Evaluation of the WACA SP 2021-25
Introduction
This report sets out the findings of an independent evaluation of the MSF West and Central Africa (WaCA) Strategic Plan (2021-2025). As well as reporting on the assessment of the Strategic Plan, the findings from this evaluation will also contribute toward informing the subsequent Strategic Plan 2026-2031.
Data collection followed a mixed methods approach, and took place in 2025, with MSF WaCA staff (HQ, and fields ), and other health workers and local communities receiving MSF services in Nigeria and Cote d’Ivoire. Data analysis focuses on the performance of the Strategic Plan and its associated documents (Operational Plan, Associative Plan, Medical Strategy), and is framed by evaluation objectives, key questions and analysis criteria.
Key Findings
The Strategic Plan played a pivotal role in giving direction and purpose to MSF WaCA’s early growth, offering a bold and visionary roadmap focused on African proximity, equity, reactivity, and innovation. Operationally, MSF WaCA made significant strides, particularly in rapidly expanding its presence across diverse emergency contexts in West and Central Africa and beyond (Pakistan and Ukraine). Respondents highlighted the organisation’s responsiveness, growing reputation, and its success in mobilising staff from the region, and engaging local communities. Programmatic gains in areas such as nutrition and epidemic response were especially noted.
However, the evaluation also surfaced gaps between strategic ambition and implementation capacity. Key challenges included inconsistent communication of the Strategic Plan across different levels of the organisation, limited internal alignment, and a lack of practical tools to guide implementation. Strategic sub-documents, such as the Operational Plan, the Medical Strategy, and the Associative Plan, were viewed by many as underdeveloped, insufficiently disseminated, or disconnected from frontline realities. This lack of cohesion limited ownership and hindered their operational utility.

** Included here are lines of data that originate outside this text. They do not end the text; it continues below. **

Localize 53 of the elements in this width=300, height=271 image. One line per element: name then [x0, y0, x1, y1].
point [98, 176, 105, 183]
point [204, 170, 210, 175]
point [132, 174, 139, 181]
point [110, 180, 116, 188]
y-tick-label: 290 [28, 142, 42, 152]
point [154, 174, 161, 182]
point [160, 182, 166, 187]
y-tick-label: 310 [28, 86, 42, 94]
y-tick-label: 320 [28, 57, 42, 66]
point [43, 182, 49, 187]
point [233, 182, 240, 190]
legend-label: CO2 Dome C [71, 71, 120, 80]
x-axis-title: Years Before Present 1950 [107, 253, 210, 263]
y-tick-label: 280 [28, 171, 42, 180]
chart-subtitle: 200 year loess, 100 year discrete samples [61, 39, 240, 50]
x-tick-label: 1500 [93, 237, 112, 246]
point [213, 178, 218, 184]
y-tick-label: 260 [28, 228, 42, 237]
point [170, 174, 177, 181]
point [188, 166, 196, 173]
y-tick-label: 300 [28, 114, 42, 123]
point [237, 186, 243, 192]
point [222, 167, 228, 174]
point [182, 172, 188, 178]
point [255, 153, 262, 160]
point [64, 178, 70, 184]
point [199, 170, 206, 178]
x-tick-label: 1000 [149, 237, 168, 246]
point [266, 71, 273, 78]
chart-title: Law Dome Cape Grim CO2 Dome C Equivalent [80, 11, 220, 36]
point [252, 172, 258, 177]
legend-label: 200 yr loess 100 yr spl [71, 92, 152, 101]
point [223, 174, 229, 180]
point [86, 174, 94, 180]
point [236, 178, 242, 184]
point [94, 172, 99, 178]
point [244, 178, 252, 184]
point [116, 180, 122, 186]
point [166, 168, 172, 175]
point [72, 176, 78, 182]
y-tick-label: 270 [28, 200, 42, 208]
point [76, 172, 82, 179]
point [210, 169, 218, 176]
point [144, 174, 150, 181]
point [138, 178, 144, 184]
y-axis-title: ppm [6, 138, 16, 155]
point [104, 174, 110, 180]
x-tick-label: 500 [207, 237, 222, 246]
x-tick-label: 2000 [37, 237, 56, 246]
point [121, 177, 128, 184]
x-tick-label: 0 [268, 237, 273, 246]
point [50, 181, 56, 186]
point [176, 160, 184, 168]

Resource constraints, particularly in human resources and structural systems, further complicated delivery. Despite notable financial investments, inefficiencies in staffing, planning, and strategic prioritisation were common. Efforts to engage in innovation and localisation were often aspirational rather than systematically embedded. Community health promotion, data integration, and proactive monitoring and evaluation were frequently under-resourced, affecting long-term sustainability and institutional learning.
Importantly, the Strategic Plan showed limited adaptability to unforeseen contexts. Although field teams demonstrated agility in adjusting to crises, the strategic framework lacked mechanisms for iterative learning, mid-course correction, or sustained responsiveness to changing dynamics. The experience underscored the importance of embedding flexibility and feedback loops within future planning.
Conclusions
From these insights, a number of key lessons emerge for the next strategic cycle (2026–2031). These include the need to better align ambition with operational and structural capacity; to co-create the strategy with field-level actors, partners, and communities; and to invest in systems, tools, and leadership that support strategic steering and delivery. A more grounded and inclusive development process, combined with a sharper focus on institutional strengthening, context-specific programming, and clear prioritisation, is essential.
This evaluation calls for the next Strategic Plan to retain MSF WaCA’s ambition and distinctiveness while reinforcing its internal coherence, responsiveness, and sustainability. Strengthened community engagement, clearer performance frameworks, improved resource planning, and enhanced regional and political positioning will be critical as MSF WaCA moves into its next phase of growth and consolidation.